La couronne n’a toujours pas changé de tête. Pour la huitième fois consécutive, un record, les Anglaises ont remporté le Grand Chelem face à des Françaises qui y prétendaient aussi (28-43). Les championnes du monde en titre signent leur 39e match sans défaite dans le Tournoi avec les mêmes vagues dévastatrices et les mêmes punitions qui ont fait baisser la tête des joueuses de François Ratier malgré la meilleure entame de leur Tournoi et un retour percutant des vestiaires.
Les Bleues ont montré de belles séquences
Avant la rencontre, le sélectionneur français disait des Anglaises qu’elles n’étaient pas le mur de l’Atlantique, qu’elles avaient des failles. En effet, les Françaises les ont parfaitement exploitées sur les deux entames de mi-temps avec une grosse intensité, une agressivité de chaque instant et trois essais dont un doublé de la demi de mêlée Bourdon-Sansus (13e et 59e), une réalisation de l’ailière Grando (54e) puis un dernier pour l’orgueil par Bernadou (80e). Mais inexorablement, les Anglaises ont suivi leur plan pour être toujours celles qui lèvent la coupe à la fin du bal.
L’émotion de la frustration
« On va arrêter de se faire des passes dans les petits espaces et revenir encore plus fortes », promettait l’ailière du Stade Toulousain Léa Murie à la mi-temps. Ses coéquipières étaient menées 26-7 et n’avaient pas réussi à faire assez mal à leur adversaire malgré une avancée constante dans le sillage d’une Madoussou Fall-Raclot en feu pour sa 50e sélection et des statistiques sans appel : 92 % de possession et 86 % d’occupation et une ouverture du score méritée (7-0, 14e). Seule la touche restait un point noir (quatre lancés perdus). Attendant que la tempête passe, les Anglaises avaient d’abord égalisé et accéléré.
Puis les Bleues tenaient leur promesse. De nouveau dans l’avancée, toujours derrière Fall, Champon, Escudero et les crochets de Barrat, la percée de Rousset et la détermination de Bourdon-Sansus de payer les efforts des siennes, elles revenaient souffler dans le cou des Anglaises (21-29, 59e). Les Bleues montraient qu’elles aussi savaient piquer fort, « les laisser à terre et les faire ouvrir le capot », comme réagissait Ratier à une question sur la dimension physique et une sensation de surrégime par moments. C’est peut-être cette sensation de se rapprocher au score, de les faire reculer par séquences pour espérer prendre le dessus et finalement toujours échouer qui a fait monter l’émotion de la capitaine Manae Feleu en conférence de presse au moment de détailler ses sentiments.
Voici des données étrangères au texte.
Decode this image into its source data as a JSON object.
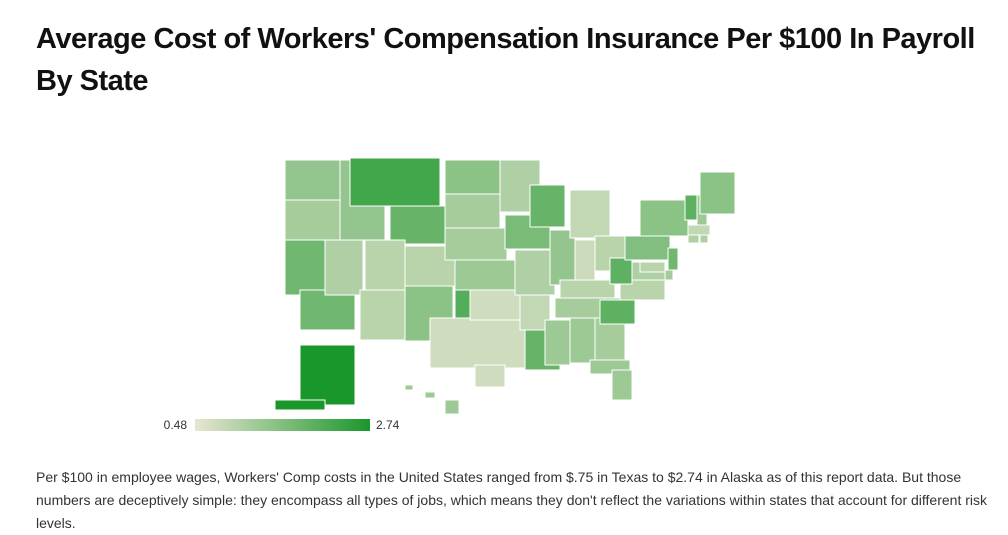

L’émotion de la domination
Mais il reste cet écart. « Il nous manque cette confiance qu’elles ont et qui fait aussi la différence sur ces matchs-là », glissait Feleu. La mêlée anglaise s’installait et derrière, c’est toute la ligne qui se mettait en branle pour envoyer l’ailière derrière la ligne et surtout faire retomber l’espoir français qui repointait le bout de son nez (21-36, 65e). Un dernier essai en force pour la route par la talonneuse qui venait de jouer 79 minutes et le tableau d’affichage ne faisait encore pas de cadeau. C’est peut-être cette sensation d’un effectif qui domine son sujet quelle que soit l’adversité des blessures et la qualité de l’adversaire qui a tiré les larmes du sélectionneur anglais John Mitchell lorsqu’on lui a demandé si ce XV de la Rose féminin n’était pas la meilleure équipe sportive de son pays.
Vers une nouvelle motivation
François Ratier et les Bleues n’en sont pas encore là. D’ici septembre et une énorme tournée avec trois matchs en France contre la Nouvelle-Zélande, l’Australie et le Canada puis trois matchs en Nouvelle-Zélande de nouveau face aux Black Ferns, cet énième désespoir devra se transformer en nouvelle motivation de travail. Gommer ce « petit peu qu’il manque toujours et qu’on doit enlever », glissait Madoussou Fall au micro de France-Télévision. À trois ans de la prochaine Coupe du monde et malgré « un soufflé qui va retomber quand on va retourner dans nos clubs alors que nous sommes les mêmes joueuses qui pratiquons le même rugby », regrettait encore la capitaine Feleu, le staff français et son vivier de U20 prometteur a posé des bases encourageantes. Avec 11 matchs de plus au compteur et d’autres points d’étape, le prochain Crunch dira beaucoup sur la progression d’un XV de France plein d’espoir.